Beranda / Romansa / cinta yang terpisah / BAB 1: PERTEMUAN YANG TAK TERDUGA

Share

cinta yang terpisah
cinta yang terpisah
Penulis: Rara

BAB 1: PERTEMUAN YANG TAK TERDUGA

Penulis: Rara
last update Terakhir Diperbarui: 2025-03-12 21:14:22

Hujan turun deras membasahi jalanan kota Jakarta sore itu. Vika berlari kecil, mencoba menghindari hujan dengan mendekap tasnya erat-erat. Langkahnya terburu-buru menuju halte bus terdekat. Namun, nasib berkata lain. Sebuah genangan air yang dalam tidak dapat dihindarinya, membuat sepatunya basah kuyup.

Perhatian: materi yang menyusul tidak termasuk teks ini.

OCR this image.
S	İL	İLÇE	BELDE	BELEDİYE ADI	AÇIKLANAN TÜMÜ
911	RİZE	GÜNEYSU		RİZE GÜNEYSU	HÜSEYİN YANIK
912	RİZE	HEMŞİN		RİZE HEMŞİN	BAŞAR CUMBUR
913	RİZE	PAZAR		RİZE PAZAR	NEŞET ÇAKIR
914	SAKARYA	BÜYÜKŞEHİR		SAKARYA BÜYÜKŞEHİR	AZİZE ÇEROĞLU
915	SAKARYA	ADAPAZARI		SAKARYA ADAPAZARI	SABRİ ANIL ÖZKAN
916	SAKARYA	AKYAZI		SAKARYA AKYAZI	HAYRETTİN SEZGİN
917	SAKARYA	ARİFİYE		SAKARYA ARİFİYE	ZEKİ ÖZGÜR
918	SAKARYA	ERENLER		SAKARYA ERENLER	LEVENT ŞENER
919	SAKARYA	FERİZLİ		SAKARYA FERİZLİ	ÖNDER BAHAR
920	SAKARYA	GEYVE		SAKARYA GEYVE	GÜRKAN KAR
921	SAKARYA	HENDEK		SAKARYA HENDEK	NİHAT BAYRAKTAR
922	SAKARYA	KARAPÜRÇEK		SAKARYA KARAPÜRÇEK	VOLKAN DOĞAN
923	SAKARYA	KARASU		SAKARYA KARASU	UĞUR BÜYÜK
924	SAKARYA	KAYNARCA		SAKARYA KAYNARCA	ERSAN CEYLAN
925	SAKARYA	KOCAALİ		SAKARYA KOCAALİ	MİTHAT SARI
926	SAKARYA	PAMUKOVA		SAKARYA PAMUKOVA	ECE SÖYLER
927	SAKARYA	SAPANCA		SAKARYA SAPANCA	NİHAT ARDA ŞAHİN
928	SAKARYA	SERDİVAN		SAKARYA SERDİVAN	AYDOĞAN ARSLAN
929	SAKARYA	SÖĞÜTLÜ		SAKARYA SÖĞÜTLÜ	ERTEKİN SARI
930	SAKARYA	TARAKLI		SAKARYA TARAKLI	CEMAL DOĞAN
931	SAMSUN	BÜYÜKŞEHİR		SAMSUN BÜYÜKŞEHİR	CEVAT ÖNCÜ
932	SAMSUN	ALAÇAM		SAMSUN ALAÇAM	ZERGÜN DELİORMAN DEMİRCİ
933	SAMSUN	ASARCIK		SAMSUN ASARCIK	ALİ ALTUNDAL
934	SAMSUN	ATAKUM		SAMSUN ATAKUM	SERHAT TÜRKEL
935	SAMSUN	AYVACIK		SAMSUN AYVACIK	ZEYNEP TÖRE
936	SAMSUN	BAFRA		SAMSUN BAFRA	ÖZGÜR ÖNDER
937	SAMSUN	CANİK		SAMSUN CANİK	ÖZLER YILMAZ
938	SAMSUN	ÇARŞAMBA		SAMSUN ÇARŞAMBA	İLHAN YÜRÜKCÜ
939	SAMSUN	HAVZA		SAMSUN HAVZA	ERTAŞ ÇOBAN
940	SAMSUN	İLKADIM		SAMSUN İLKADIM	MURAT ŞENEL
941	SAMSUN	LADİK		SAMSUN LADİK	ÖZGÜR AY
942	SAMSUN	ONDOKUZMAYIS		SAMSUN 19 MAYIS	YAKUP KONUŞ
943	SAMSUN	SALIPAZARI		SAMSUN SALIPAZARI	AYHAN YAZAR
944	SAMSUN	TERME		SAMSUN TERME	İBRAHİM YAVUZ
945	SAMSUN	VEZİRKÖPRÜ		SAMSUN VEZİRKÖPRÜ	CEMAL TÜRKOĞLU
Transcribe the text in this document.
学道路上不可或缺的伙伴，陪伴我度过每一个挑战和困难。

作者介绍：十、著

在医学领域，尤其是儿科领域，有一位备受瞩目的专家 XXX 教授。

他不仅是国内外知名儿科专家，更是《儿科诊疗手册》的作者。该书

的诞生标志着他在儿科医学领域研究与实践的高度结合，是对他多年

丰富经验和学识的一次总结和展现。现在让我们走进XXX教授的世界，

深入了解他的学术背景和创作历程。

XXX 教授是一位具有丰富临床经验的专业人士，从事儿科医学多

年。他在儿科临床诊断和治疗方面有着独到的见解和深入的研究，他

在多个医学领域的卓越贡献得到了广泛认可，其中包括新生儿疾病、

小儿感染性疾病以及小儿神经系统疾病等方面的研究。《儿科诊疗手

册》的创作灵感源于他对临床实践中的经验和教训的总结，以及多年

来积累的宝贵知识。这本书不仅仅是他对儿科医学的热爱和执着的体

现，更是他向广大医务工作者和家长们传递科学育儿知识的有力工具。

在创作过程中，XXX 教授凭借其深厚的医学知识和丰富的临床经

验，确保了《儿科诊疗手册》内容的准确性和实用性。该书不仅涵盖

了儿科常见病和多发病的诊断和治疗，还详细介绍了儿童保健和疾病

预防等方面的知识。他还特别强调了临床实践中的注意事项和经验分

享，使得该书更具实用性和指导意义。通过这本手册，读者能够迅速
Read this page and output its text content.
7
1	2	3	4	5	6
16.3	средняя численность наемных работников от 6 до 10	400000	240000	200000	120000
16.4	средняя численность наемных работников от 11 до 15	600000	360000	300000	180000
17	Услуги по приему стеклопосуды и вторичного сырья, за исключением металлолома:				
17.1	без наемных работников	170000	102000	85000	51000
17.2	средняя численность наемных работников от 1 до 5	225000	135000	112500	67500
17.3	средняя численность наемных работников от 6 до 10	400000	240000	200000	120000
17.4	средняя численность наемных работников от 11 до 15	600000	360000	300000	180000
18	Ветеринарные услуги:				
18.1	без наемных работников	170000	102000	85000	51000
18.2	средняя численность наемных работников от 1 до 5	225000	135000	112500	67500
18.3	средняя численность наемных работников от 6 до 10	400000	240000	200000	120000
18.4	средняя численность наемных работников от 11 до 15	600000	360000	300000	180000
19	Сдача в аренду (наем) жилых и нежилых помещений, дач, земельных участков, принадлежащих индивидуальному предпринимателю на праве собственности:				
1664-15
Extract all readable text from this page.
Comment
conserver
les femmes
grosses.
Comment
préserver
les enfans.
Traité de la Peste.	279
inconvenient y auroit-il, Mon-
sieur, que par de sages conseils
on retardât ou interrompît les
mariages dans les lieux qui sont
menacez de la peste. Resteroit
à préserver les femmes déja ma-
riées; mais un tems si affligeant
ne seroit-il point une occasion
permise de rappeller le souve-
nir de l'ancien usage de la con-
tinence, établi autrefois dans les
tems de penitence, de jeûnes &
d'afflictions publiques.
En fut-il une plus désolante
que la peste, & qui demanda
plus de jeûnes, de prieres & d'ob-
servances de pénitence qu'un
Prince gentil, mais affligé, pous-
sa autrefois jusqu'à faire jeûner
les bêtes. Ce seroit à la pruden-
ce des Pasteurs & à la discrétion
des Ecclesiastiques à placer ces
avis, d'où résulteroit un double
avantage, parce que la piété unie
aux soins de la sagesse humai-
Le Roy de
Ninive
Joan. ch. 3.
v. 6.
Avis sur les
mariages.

"Astaga! Hari ini benar-benar sial," gerutunya pelan.

Saat ia tiba di halte, napasnya masih tersengal. Dari sudut mata, ia melihat seorang pria berdiri di sana, juga berteduh. Pria itu tinggi, dengan wajah tegas dan tatapan tajam. Ia mengenakan kemeja putih yang sedikit basah di bagian bahu, mungkin terkena percikan hujan. Tanpa sadar, Vika memperhatikannya.

"Kau basah kuyup," suara pria itu membuat Vika tersentak.

Vika mengerjap, merasa malu karena tertangkap basah sedang memperhatikan orang asing. "Iya, genangan air sialan ini membuat sepatuku seperti kolam renang mini," jawabnya sambil tersenyum kecil.

Pria itu tersenyum tipis. "Aku Aldo, kebetulan kita satu halte. Sepertinya bus tidak akan datang dalam waktu dekat. Apa kau ingin naik taksi saja?"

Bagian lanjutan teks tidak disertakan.